2013 is set to usher in a mini-revolution in the manner in which consumers make minor point of sale payments. Contactless payment systems that allow payments to be made by merely flashing a credit or debit card or other device over a reader are likely to be operational in many Finnish retail outlets, possibly as early as this spring.

Ruokaostoksia kaupan kassalla.
Contactless payment may revolutionise the way small payments are made. Image: Yle

The new system uses radio-frequency identification (RFID) and an embedded chip and antenna in the customer’s card to make secure payments of 25 euros or under. The system is said to enable transactions to take almost half the time of conventional methods.

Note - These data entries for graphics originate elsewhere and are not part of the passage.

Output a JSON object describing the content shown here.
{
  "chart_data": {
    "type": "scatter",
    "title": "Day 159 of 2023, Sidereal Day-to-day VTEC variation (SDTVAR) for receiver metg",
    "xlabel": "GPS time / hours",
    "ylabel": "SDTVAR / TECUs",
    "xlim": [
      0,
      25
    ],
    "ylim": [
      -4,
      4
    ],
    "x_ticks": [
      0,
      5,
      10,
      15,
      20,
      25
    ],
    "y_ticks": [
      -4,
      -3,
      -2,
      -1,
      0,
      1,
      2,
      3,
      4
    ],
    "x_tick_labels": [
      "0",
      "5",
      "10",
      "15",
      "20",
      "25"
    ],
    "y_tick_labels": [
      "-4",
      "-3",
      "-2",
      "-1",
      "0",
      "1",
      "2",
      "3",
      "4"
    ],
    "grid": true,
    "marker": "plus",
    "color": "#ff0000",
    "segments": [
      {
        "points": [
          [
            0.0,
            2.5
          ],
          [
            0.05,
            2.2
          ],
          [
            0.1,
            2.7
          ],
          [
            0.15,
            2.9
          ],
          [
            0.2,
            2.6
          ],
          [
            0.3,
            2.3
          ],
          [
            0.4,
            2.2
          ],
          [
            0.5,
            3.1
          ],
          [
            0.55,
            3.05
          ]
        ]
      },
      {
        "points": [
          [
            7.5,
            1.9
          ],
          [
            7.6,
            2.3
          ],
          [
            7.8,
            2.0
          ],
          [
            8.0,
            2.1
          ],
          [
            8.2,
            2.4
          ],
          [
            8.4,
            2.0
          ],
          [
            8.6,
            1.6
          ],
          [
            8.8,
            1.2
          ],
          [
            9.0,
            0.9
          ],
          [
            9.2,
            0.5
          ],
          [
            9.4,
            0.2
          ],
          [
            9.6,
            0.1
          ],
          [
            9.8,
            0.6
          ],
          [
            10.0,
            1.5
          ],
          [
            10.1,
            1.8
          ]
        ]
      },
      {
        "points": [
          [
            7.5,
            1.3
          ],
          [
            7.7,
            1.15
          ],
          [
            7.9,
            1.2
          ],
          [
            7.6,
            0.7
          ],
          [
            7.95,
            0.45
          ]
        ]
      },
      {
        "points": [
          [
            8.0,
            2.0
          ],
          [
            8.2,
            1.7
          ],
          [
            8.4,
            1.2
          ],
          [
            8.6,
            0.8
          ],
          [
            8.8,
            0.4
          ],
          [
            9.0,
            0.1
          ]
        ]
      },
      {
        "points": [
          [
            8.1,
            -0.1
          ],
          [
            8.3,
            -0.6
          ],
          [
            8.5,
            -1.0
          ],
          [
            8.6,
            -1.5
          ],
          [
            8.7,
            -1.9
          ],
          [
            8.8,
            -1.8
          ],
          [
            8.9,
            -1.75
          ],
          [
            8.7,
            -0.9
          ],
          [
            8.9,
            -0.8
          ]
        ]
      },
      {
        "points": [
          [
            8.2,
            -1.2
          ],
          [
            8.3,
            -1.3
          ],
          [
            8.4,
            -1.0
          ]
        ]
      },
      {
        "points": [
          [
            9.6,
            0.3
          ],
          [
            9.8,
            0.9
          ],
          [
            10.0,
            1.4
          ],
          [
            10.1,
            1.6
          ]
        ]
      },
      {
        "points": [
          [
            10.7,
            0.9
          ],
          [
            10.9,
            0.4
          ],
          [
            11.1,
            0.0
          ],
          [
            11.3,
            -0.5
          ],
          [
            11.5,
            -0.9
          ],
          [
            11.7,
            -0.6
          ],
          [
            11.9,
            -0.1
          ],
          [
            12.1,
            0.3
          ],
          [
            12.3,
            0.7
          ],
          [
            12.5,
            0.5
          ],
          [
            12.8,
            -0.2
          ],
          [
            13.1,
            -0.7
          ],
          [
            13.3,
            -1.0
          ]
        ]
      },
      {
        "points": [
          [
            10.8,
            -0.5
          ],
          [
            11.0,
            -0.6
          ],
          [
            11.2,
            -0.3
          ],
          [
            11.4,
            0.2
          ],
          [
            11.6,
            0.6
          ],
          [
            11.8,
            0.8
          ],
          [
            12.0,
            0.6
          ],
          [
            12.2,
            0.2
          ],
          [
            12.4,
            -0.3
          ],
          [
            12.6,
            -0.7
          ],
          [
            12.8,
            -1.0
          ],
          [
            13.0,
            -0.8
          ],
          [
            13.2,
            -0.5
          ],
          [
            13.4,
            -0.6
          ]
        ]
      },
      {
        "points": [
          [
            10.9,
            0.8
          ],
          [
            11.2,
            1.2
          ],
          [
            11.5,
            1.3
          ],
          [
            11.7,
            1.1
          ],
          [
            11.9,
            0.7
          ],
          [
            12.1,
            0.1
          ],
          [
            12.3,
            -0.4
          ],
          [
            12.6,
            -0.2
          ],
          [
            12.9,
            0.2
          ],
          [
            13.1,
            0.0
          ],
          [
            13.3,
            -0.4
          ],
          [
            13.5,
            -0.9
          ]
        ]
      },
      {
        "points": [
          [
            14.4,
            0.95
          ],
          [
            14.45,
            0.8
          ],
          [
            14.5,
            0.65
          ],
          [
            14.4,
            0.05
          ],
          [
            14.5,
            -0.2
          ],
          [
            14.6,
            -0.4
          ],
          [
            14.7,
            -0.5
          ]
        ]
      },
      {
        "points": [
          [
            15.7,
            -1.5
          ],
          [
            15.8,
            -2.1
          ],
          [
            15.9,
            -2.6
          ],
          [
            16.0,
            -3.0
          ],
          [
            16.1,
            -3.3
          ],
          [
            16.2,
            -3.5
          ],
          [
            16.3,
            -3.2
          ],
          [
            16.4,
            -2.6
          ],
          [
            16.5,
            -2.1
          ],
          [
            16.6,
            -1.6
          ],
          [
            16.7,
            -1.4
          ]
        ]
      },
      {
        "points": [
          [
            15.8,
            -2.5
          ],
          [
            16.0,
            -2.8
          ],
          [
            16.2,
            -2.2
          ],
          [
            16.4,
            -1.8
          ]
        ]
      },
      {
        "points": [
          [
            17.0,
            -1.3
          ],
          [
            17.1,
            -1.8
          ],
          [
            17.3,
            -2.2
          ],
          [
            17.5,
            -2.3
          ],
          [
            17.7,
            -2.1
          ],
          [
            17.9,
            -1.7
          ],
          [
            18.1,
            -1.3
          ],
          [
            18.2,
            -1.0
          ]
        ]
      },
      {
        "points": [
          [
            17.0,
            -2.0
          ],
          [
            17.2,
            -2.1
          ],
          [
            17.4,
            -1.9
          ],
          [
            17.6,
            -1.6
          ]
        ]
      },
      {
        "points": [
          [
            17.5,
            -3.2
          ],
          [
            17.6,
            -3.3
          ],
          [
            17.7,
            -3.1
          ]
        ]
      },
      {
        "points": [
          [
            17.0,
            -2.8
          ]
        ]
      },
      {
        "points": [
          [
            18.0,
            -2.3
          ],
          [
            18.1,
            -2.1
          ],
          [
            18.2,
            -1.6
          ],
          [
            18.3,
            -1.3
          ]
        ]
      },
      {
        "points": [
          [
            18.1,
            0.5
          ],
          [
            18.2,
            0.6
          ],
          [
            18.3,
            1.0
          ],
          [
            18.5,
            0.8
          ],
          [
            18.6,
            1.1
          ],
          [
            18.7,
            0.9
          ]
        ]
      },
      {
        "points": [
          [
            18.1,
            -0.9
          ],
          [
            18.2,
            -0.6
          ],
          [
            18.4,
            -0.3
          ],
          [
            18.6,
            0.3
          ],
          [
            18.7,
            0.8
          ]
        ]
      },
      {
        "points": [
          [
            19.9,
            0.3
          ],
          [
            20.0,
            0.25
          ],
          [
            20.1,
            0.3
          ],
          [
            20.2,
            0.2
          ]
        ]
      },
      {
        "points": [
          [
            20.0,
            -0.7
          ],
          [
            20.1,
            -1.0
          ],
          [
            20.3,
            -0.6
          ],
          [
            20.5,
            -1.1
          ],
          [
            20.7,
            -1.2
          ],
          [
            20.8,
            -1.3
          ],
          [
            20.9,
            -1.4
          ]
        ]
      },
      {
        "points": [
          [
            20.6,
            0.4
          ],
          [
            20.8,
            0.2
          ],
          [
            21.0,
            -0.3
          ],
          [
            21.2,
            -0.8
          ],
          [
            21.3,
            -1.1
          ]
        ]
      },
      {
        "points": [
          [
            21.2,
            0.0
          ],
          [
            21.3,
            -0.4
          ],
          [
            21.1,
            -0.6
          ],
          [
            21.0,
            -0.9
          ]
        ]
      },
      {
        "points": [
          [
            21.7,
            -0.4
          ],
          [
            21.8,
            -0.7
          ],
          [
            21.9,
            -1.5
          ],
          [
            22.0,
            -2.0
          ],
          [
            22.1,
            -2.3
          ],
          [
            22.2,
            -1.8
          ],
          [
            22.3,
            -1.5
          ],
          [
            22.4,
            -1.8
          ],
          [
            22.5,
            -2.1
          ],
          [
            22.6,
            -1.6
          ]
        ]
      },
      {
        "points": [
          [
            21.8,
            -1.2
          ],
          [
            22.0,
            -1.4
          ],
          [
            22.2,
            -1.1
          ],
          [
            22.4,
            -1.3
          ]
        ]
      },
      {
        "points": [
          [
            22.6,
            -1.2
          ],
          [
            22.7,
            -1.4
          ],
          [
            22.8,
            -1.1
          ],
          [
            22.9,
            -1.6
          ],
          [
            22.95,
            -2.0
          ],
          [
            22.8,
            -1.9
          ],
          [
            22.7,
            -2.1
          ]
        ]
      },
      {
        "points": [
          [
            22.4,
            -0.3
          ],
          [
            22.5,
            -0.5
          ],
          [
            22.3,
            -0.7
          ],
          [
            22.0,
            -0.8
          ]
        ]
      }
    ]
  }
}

Large Finnish banks OP-Pohjola and Nordea already made contactless payment cards available to their customers last autumn. However, the reluctance of Finnish retailers to install the necessary point-of-sale technology has meant that customers have generally not been able to use the new system. Danske Bank does not yet offer the RFID cards, but plans to do so are in the pipeline.


Paula Näkki, head of the consumer cards unit at Nordea, says that the bank’s contactless payment feature will be automatically embedded in all new Visa debit cards.
 

“The ball is in the court of the retailers,” says Näkki. “At least the cards are now available to customers.”
 

Nordea predicts that the use of contactless payment at points of sale will gain in popularity this year, despite the fact that at present some stores have not yet acquired the required payment terminals. Many stores have in fact already acquired them, but the contactless reading feature has not yet been activated.

New system is gaining ground

Petri Carpén, business director at the credit company Nets Oy, formerly known as Luottokunta, believes that 2013 will be a breakthrough year for contactless payment.

However, he does point out that uptake of the new system requires action on the part of various parties, including card issuers and retailers. It is likely that trial periods will come first, leading to more widespread uptake once trust has been established through a reliable track record.

He believes that the flash-to-pay method will become increasingly popular, especially in commercial sectors in which fast turnaround is important and where the average purchase amount is relatively small.


According to Carpén, the system has slowly been gaining ground. He says it is likely to appear first in lunch restaurants, kiosks and grocery outlets.